No, note that the arguments are distinct!
We take a first term Taylor series approximation of [itex]E_{x}(dx,0,0)[/itex] :
We have:
[tex]E_{x}(dx,0,0)=E_{x}(0,0,0)+\frac{\partial{E}_{x}}{\partial{x}}dx[/tex]

Okay, I see you have figured it out.

Lisa...

Just two more things :) ;)

1) Why do you need to multiply [tex]E_x[/tex] by it's coordinates (I know that's because [tex]E_x[/tex] is looked upon at the coordinates it's multiplied with but why don't you add the coordinates for example to [tex]E_x[/tex]?
2) What are you exactly doing in the Taylor series approximation of
[itex]E_{x}(dx,0,0)[/itex] ?

nrqed

By writing [tex] E_x(0,0,0) [/tex] for example, we do NOT mean that we are multiplying by the coordinates! We mean that we are *evaluating* the x component of the E field at those coordinates. (it's like saying y(3) to mean the function y(x) evaluated at x=3).

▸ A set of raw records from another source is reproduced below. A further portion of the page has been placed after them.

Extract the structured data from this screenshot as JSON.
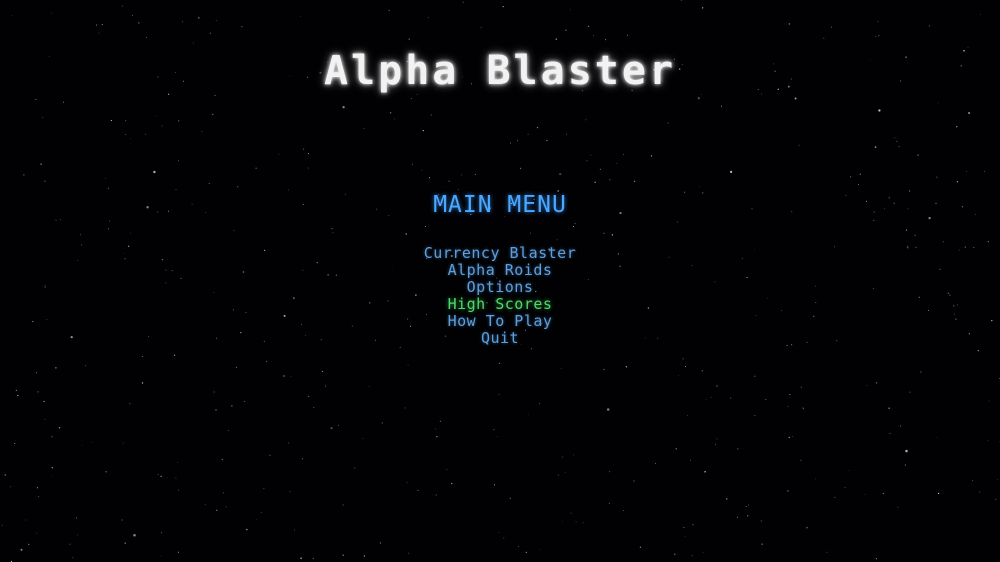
{
  "game": {
    "title": "Alpha Blaster"
  },
  "menu": {
    "heading": "MAIN MENU",
    "items": [
      {
        "label": "Currency Blaster",
        "selected": false
      },
      {
        "label": "Alpha Roids",
        "selected": false
      },
      {
        "label": "Options",
        "selected": false
      },
      {
        "label": "High Scores",
        "selected": true
      },
      {
        "label": "How To Play",
        "selected": false
      },
      {
        "label": "Quit",
        "selected": false
      }
    ]
  },
  "colors": {
    "background": "#010103",
    "title": "#f2f2f2",
    "heading": "#4aa8ff",
    "menu_item": "#5f9ed8",
    "menu_item_selected": "#4fd86a",
    "star": "#cfd6e6"
  }
}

As for the other question, you can do a Taylor expansion like the other poster suggested but if that confuses you, you don't have to. Just consider

[tex] { E_x(dx,0,0) - E_x(0,0,0) \over dx} [/tex]

In the limit dx being infinitesimal, this is, by definition, the derivative of the function [tex] E_x [/tex] with respect to x (right?). This i sjust the definition of a partial derivative.

Patrick